Answer:
[tex]\displaystyle \large{(x-5)^2+(y-2)^2=25}[/tex]
Step-by-step explanation:
Given:
- Center = (5,2)
- Endpoint = (8,6)
First, find radius via distance between center and endpoint. The formula of distance between two points is:
[tex]\displaystyle \large{\sqrt{(x_2-x_1)^2+(y_2-y_1)^2}}[/tex]
Determine:
- [tex]\displaystyle \large{(x_1,y_1)=(5,2)}[/tex]

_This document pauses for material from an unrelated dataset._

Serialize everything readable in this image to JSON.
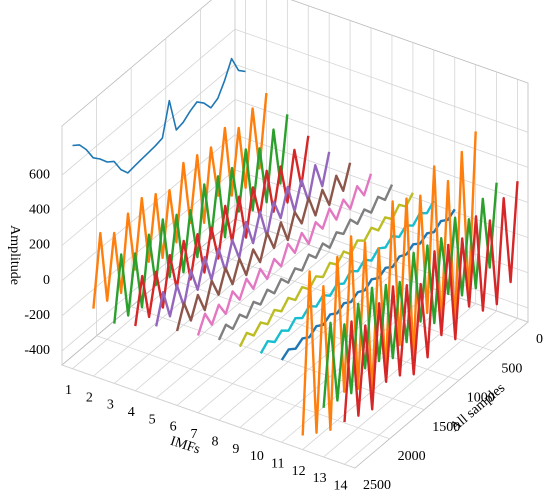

- [tex]\displaystyle \large{(x_2,y_2)=(8,6)}[/tex]
Hence:
[tex]\displaystyle \large{\sqrt{(8-5)^2+(6-2)^2}}\\\displaystyle \large{\sqrt{(3)^2+(4)^2}}\\\displaystyle \large{\sqrt{9+16} = \sqrt{25} = 5}[/tex]
Therefore, the radius is 5.
Then we can substitute center and radius in circle equation. The equation of a circle is:
[tex]\displaystyle \large{(x-h)^2+(y-k)^2=r^2}[/tex]
Our center is at (h,k) which is (5,2) and radius beings 5.
Hence, your answer is:
[tex]\displaystyle \large{(x-5)^2+(y-2)^2=25}[/tex]